Just a guess, but it's backed up with this experiment:

>> x = rand (1e6,1);
>> tic;y=x'*x;toc
Elapsed time is 0.004829 seconds.

>> tic;y=sum(x.^2);toc
Elapsed time is 0.017520 seconds.

>> tic;z=x.^2;y=sum(z);toc
Elapsed time is 0.018008 seconds.

And, try this:


>> clear
>> x=rand(200e6,1);
>> tic;y=x'*x;toc
Elapsed time is 0.538544 seconds.

when the above command was working, the memory usage of
MATLAB didn't go up (I was watching it).

>>
>> tic;y=sum(x.^2);toc
??? Out of memory. Type HELP MEMORY for your options.

It's cool what you can learn about how MATLAB works
internally just by looking at error messages.
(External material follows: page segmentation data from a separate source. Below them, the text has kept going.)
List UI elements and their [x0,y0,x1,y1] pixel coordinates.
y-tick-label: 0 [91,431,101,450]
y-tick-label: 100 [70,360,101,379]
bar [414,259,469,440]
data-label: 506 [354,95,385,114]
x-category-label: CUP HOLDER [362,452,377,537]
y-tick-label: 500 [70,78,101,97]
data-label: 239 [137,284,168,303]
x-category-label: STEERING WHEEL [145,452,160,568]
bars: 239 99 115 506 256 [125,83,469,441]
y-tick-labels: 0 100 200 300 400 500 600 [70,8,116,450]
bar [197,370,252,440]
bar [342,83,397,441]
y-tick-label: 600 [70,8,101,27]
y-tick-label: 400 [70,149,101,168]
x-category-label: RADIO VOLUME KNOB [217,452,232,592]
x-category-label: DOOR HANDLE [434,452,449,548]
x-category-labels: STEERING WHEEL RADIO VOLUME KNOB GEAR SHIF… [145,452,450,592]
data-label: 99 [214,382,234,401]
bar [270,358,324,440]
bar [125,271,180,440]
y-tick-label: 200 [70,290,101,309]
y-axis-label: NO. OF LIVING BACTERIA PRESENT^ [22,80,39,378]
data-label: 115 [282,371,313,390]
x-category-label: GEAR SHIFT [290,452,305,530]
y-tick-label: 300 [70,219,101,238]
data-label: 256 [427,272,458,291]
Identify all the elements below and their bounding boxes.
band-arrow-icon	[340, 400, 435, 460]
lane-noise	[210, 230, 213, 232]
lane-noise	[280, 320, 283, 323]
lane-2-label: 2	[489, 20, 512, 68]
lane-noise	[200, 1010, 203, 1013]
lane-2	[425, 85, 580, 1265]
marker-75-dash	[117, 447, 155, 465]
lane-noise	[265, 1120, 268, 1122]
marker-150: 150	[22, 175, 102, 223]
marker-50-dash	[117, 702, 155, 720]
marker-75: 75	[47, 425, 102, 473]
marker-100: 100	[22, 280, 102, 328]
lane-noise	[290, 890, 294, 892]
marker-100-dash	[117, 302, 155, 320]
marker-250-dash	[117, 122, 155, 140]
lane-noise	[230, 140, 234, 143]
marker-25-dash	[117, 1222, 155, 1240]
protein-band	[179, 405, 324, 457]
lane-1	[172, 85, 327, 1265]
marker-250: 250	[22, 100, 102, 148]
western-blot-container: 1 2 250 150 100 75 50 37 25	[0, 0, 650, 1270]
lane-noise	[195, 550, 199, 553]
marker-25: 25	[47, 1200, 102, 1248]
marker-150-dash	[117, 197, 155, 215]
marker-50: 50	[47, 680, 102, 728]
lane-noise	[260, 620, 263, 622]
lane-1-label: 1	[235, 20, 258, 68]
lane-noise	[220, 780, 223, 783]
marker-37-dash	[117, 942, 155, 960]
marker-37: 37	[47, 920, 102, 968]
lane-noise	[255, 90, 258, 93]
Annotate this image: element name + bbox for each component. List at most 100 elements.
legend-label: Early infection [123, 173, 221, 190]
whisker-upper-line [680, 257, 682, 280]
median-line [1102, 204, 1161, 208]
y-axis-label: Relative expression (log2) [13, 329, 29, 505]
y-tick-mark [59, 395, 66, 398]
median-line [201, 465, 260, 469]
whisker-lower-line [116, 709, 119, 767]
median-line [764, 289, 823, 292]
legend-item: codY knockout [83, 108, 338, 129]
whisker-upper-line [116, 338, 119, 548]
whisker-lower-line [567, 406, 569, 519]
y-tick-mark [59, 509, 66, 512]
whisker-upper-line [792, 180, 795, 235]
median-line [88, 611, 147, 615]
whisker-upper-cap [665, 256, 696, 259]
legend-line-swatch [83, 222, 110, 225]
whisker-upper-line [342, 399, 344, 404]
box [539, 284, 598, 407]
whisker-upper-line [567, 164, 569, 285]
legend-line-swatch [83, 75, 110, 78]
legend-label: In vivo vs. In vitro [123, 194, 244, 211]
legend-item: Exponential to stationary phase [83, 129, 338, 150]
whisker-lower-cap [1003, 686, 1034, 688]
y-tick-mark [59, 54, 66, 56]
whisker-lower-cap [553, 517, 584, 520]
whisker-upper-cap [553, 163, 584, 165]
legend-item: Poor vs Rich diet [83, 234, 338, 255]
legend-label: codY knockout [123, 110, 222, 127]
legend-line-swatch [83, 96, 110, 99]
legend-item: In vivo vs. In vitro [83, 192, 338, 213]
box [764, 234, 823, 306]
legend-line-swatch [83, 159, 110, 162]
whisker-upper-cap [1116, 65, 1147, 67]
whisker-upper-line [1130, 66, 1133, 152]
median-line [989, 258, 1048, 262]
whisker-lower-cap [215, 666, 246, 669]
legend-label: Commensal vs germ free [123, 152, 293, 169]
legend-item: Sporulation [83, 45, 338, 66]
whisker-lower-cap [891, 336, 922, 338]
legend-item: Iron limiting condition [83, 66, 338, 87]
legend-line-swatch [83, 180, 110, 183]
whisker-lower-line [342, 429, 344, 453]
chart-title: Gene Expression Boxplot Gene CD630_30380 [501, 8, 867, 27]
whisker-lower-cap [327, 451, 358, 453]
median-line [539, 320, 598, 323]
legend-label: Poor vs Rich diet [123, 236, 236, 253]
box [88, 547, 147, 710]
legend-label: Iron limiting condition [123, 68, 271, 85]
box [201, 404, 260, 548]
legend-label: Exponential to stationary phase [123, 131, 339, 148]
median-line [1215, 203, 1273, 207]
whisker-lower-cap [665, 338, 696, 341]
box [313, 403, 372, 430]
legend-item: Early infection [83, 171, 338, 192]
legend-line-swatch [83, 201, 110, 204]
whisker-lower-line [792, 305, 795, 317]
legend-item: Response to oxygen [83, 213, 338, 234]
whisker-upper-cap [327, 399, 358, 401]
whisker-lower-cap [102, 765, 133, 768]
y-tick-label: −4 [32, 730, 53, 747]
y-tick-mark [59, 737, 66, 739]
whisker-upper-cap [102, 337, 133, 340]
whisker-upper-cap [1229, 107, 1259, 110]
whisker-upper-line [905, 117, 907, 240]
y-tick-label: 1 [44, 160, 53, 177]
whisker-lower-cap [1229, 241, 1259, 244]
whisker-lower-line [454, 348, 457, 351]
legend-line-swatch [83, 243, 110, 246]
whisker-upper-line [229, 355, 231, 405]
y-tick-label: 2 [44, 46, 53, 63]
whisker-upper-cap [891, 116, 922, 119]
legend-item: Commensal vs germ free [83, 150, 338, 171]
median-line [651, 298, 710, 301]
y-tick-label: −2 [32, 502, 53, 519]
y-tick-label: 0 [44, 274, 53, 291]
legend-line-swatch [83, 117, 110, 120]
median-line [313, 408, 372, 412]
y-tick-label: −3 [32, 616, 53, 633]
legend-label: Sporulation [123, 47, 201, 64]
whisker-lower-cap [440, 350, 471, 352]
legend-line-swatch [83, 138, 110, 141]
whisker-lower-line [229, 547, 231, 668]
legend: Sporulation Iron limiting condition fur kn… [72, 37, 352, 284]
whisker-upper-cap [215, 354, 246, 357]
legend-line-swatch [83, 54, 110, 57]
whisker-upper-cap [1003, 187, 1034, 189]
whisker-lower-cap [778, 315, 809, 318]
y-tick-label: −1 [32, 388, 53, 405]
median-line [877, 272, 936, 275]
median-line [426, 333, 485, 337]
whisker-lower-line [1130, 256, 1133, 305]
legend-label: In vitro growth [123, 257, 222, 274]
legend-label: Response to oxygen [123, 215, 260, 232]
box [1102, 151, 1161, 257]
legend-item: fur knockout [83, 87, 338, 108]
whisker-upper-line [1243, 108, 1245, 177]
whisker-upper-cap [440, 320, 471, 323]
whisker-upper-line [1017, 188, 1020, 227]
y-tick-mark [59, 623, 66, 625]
Subject: Speeding up sum of squares

From: John D'Errico

Date: 8 May, 2008 01:40:03

Message: 8 of 13

"Tim Davis" <davis@cise.ufl.edu> wrote in message
<fvtkg4$foh$1@fred.mathworks.com>...

> I'd hazard a guess that it's not a BLAS performance
> difference. There really isn't a lot of benefit in
> performance of the level-1 BLAS as compared with plain code,
> given modern optimizing compilers.
>
> It's probably because MATLAB is computing z=x.^2, and
> storing z as a new vector, internally. Then it sums it up.
> The creation of y takes more memory traffic (8*n bytes
> written then read back in). I would be quite surprised that
> MATLAB is smart enough not to form the vector z,
> but when it does x'*x it knows not to do that.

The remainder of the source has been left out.